Lorsque la reprise est effectuée, en fraude aux droits du locataire, le tribunal peut prononcer sa nullité et l'octroi de dommages et intérêts au locataire irrégulièrement évincé.

En ce qui concerne les locataires de plus de 65 ans dont les ressources sont inférieures au Smic, le propriétaire ne peut valablement signifier de congé qu'en proposant un autre logement.

Pour être valable, l'offre doit correspondre aux besoins du locataire (emplacement, superficie, etc.) ainsi qu'à ses capacités financières. 

À noter : la loi Alur du 24 mars 2014 a abaissé l'âge à partir duquel l'offre de relogement doit être effectuée, passant de 70 ans à 65 ans. Néanmoins, pour les baux signés avant l'entrée en vigueur de cette loi, les dispositions de la loi Alur s'appliquent de manière rétroactive (Cass. 3e civ., 23 novembre 2017, n° 16-20.475). Ainsi, même si le bail a été signé avant le 24 mars 2014, le bailleur est tenu d'effectuer une offre de relogement au locataire de plus de 65 ans, et non de plus de 70 ans. 

Enfin, le transfert de bail d'un logement social n'est possible que dans deux cas seulement : le décès du locataire et l'abandon de domicile.

Cas particulier de la reprise de bail du logement abandonné

La loi n° 2010-1609 du 22 décembre 2010 a considérablement assoupli la procédure de reprise des logements abandonnés par leur locataire. Avant toute action, le bailleur doit vérifier la présomption d'abandon par tous moyens (courriers de relance pour non paiement des loyers, appels, mails, etc.).

La procédure se déroule comme suit :

  • la première étape est la délivrance d'une mise en demeure par un huissier de justice : le locataire est mis en demeure, dans un délai d'un mois, de confirmer qu'il occupe bien le logement ;
  • sans réponse de sa part, l'huissier peut pénétrer dans le logement pour constater son état d'abandon et dresser un inventaire des biens laissés sur place ;
  • ensuite, il dépose une requête devant le tribunal judiciaire du lieu de situation de l'immeuble ;
  • il signifie au locataire la décision du juge constatant la résiliation du bail et la reprise des lieux par le propriétaire (si le juge rejette la requête du propriétaire, ce dernier conserve la possibilité d'engager une procédure d'expulsion classique) ;
  • le locataire dispose alors d'un mois pour retirer ses effets personnels ou contester la décision du juge.

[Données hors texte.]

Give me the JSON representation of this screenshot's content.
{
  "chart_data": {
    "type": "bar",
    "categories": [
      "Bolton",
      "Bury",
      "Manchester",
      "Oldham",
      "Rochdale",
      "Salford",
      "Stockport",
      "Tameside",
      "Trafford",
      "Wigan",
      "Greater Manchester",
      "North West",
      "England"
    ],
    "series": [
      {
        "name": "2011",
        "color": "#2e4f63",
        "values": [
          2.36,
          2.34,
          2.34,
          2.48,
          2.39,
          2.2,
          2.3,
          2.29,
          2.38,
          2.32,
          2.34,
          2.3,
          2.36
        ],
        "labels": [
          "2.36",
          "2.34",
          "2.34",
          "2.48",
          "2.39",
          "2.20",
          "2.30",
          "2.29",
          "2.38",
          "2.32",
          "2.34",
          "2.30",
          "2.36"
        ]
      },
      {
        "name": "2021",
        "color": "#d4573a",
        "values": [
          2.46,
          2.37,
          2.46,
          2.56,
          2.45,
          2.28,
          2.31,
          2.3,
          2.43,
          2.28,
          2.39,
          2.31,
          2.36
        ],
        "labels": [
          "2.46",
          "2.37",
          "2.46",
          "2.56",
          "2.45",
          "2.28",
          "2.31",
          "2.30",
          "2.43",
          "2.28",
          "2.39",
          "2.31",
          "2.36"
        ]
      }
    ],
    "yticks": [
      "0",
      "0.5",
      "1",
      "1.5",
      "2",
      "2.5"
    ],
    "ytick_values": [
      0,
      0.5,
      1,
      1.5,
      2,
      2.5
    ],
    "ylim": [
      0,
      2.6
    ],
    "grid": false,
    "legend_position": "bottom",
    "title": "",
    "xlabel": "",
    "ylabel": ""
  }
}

S'il décide de contester la décision du juge, le locataire doit saisir le tribunal judiciaire. Bailleur et locataire sont convoqués à une audience par lettre recommandée avec accusé de réception. Le tribunal rend un jugement qui se substitue à l'ordonnance initiale du juge.

Si, suite à cette contestation, le juge estime que la demande en justice initiale du bailleur est abusive, le tribunal peut condamner ce dernier à verser une amende civile pouvant aller jusqu'à 10 000 €.

Bon à savoir : avant la loi du 22 décembre 2010, le propriétaire, pour récupérer son logement abandonné, était systématiquement contraint d'engager une procédure en résiliation de bail et expulsion.